Australia’s capability to conduct offensive and defensive cyber operations will vastly increase with a near $10 billion increase in funding to the Australian Signals Directorate (ASD) over the next decade.
But most of that isn’t new money in the 2022-23 Defence Budget announced tonight. The majority will come from within the existing budget, most likely from funding for new equipment.
A comparison of defence budget documents for 2021-22 and this year shows marked reductions in the capability acquisition program – new equipment – over the forward estimates period.
For example the 2021-22 Defence Portfolio Budget Statement (PBS) shows a total estimated budget of $20.128 billion for new capability for 2024-25, while the PBS for 2022-23 shows estimated spending on new equipment of $18.424 billion for 2024-25. That’s a reduction of $1.7 billion in that year alone.
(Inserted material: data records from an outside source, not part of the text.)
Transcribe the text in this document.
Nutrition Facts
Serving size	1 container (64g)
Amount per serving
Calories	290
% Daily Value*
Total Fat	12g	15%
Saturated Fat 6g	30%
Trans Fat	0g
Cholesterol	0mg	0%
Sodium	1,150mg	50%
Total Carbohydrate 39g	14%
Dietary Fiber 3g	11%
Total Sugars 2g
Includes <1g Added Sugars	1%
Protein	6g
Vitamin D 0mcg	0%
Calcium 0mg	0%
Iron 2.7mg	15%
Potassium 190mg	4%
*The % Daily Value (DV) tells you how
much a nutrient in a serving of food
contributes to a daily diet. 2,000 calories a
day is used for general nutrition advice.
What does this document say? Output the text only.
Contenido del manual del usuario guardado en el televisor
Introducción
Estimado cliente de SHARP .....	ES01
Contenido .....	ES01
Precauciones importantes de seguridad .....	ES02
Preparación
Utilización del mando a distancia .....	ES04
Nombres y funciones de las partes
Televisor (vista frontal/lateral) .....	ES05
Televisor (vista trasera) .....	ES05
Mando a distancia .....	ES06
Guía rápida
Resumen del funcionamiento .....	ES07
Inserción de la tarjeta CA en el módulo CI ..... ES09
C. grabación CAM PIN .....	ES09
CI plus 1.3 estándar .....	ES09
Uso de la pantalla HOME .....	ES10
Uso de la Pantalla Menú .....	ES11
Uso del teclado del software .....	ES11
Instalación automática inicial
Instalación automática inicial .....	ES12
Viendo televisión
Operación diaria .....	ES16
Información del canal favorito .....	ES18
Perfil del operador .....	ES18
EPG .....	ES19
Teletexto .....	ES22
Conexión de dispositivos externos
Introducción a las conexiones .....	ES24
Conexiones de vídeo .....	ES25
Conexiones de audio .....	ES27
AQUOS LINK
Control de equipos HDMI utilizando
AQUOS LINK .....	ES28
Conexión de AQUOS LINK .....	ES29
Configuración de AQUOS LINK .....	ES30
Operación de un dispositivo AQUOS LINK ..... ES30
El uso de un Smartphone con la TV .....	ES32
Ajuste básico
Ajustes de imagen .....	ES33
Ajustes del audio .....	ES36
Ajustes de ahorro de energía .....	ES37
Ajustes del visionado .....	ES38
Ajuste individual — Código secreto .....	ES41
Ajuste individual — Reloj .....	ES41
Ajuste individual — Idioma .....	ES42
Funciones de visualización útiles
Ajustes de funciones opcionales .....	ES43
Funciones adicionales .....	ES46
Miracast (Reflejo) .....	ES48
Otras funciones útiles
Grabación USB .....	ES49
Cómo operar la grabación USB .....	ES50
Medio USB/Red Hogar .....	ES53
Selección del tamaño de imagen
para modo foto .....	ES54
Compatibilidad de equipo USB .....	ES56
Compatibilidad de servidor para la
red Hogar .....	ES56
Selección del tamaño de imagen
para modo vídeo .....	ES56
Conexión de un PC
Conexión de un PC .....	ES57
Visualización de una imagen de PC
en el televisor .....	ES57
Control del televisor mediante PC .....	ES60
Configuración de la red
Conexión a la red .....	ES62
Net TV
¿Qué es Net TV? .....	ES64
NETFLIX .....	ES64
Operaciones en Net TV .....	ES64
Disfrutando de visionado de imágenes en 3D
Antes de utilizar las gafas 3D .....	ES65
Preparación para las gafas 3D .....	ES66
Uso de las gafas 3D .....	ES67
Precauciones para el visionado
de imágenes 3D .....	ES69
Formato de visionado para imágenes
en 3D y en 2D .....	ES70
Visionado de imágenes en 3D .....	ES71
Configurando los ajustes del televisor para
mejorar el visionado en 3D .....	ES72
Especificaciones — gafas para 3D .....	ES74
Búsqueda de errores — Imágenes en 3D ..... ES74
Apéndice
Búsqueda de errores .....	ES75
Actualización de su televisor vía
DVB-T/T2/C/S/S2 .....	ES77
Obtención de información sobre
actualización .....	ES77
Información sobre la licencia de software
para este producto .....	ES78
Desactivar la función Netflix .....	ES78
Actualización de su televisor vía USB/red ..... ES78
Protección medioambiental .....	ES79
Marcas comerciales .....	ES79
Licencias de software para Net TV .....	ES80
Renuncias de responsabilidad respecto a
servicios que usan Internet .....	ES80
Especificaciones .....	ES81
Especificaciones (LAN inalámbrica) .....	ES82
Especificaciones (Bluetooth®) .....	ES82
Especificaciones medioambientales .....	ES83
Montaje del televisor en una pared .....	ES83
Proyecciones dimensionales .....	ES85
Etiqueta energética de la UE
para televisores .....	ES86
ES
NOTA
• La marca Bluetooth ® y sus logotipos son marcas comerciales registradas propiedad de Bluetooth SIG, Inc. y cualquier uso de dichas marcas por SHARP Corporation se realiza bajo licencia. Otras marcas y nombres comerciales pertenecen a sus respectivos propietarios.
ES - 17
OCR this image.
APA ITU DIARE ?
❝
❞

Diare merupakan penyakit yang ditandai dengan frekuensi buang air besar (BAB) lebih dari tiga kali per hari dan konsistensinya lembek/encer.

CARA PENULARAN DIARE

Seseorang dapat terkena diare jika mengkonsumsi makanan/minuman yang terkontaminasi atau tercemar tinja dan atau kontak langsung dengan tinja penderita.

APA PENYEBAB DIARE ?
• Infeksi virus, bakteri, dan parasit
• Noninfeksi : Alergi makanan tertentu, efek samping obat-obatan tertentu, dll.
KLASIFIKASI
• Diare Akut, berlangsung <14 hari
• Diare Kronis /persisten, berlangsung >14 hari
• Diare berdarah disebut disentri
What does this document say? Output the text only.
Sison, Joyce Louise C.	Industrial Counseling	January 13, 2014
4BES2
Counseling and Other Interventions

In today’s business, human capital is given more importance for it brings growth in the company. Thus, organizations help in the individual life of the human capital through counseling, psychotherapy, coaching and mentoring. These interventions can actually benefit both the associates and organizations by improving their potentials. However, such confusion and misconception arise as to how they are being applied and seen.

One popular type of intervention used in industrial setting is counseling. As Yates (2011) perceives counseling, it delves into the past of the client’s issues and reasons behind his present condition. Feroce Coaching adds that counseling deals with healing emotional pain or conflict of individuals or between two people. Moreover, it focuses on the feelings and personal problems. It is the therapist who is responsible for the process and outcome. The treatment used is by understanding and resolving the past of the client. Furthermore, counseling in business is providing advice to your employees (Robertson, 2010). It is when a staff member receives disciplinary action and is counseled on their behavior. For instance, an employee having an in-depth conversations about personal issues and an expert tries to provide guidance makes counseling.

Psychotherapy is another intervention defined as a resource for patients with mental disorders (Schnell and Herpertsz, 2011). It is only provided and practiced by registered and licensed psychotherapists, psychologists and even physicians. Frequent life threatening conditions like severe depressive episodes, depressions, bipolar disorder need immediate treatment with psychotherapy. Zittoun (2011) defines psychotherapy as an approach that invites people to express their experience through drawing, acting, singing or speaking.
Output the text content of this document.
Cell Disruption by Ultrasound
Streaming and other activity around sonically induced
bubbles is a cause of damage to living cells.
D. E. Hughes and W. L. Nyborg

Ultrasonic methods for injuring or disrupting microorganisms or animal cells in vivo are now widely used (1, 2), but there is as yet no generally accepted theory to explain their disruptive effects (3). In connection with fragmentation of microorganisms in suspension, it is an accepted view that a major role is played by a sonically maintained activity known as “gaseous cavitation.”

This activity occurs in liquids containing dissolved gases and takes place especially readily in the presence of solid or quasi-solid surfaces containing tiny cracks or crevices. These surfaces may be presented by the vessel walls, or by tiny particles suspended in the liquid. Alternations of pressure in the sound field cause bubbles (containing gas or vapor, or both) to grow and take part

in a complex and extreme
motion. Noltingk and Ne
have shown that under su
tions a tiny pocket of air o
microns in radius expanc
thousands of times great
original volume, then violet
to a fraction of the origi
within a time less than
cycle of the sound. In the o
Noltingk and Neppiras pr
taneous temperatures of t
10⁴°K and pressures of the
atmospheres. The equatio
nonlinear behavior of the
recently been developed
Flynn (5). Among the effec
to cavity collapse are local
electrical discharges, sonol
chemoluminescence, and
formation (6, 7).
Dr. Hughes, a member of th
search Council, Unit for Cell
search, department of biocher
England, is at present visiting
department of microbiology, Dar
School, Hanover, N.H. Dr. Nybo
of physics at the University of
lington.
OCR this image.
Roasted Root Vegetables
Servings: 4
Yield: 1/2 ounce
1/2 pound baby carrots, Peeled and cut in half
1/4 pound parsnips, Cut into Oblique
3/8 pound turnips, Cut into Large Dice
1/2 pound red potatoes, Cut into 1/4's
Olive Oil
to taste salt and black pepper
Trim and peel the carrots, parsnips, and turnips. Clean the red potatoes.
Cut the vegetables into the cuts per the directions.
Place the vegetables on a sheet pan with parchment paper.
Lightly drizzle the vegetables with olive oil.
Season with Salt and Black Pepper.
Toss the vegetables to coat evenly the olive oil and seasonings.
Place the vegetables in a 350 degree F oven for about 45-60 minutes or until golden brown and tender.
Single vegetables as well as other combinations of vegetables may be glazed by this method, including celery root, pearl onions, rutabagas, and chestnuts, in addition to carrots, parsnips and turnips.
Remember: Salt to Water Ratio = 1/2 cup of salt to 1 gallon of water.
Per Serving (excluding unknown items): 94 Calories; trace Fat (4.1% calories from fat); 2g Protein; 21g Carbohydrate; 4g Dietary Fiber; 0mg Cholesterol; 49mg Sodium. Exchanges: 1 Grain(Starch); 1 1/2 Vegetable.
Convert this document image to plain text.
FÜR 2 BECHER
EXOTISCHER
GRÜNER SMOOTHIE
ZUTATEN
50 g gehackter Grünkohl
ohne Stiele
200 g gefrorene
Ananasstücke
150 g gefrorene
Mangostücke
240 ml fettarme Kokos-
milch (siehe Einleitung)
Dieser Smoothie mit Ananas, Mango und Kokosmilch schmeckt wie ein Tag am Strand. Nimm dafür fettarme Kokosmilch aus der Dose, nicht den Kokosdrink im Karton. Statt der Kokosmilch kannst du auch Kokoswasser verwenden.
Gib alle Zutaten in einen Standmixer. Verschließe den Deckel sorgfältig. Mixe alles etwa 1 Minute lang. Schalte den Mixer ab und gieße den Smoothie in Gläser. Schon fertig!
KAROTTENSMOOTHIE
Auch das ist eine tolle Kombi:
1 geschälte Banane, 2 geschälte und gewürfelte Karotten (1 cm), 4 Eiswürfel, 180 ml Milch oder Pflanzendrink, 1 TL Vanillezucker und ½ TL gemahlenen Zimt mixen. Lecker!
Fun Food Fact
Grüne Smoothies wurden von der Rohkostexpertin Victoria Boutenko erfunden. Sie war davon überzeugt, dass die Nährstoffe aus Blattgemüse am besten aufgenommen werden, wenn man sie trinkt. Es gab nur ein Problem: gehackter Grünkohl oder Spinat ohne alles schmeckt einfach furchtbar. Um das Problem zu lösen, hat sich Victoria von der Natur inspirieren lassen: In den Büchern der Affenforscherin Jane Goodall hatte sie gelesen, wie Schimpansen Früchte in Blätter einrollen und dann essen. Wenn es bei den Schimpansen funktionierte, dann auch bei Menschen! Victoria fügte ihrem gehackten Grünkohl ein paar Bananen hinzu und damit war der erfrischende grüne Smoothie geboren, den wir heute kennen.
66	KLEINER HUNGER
Does this reflect a higher priority to cyber, coupled with slow spending on other major capital equipment projects? A defence official would only say that the money was coming from within the Defence Integrated Investment Plan (IIP), with reprioritisation conducted biannually .
In his budget speech, Treasurer Josh Frydenberg gave every indication that security matters were a looming focus. “Tonight, as we gather, war rages in Europe,” he said, adding that the global pandemic wasn’t over and devastating floods had battered our communities. “We live in uncertain times, this is not a time to change course.”
The single big ticket item announced by the Treasurer was $9.9 billion for offensive and defensive cyber capabilities, termed REDSPICE – Resilience, Effects, Defence, Space, Intelligence, Cyber, and Enablers.
“REDSPICE will triple ASD’s offensive cyber capabilities and double its cyber hunt and response activities, preserving ASD’s capability edge and delivering strategic advantage for Australia over the coming decade and beyond,” the budget papers say. “The package will help ASD to keep pace with the rapid growth of cyber capabilities of potential adversaries as well as being able to counter-attack and protect our most critical systems.”
This will offer significant opportunities for industry and educational institutions. But this is mostly not new money – of the $4.2 billion to ASD over the four years of the forward estimates, $3.62 billion will come out of Defence.
In the space of a year, ASD funding goes from $1.165 billion (2021-22) to $1.664 billion (2022-23) and $2.277 billion (2023-24). This very significant increase in funding raises the obvious question as to how it will manage to spend the money.
Overall, despite the global pandemic the Australian economy appears to be in pretty good shape. The Treasurer said the budget was $100 billion better off than a year ago, allowing the government to temporarily reduce fuel excises and splash some cash on handouts and income tax concessions.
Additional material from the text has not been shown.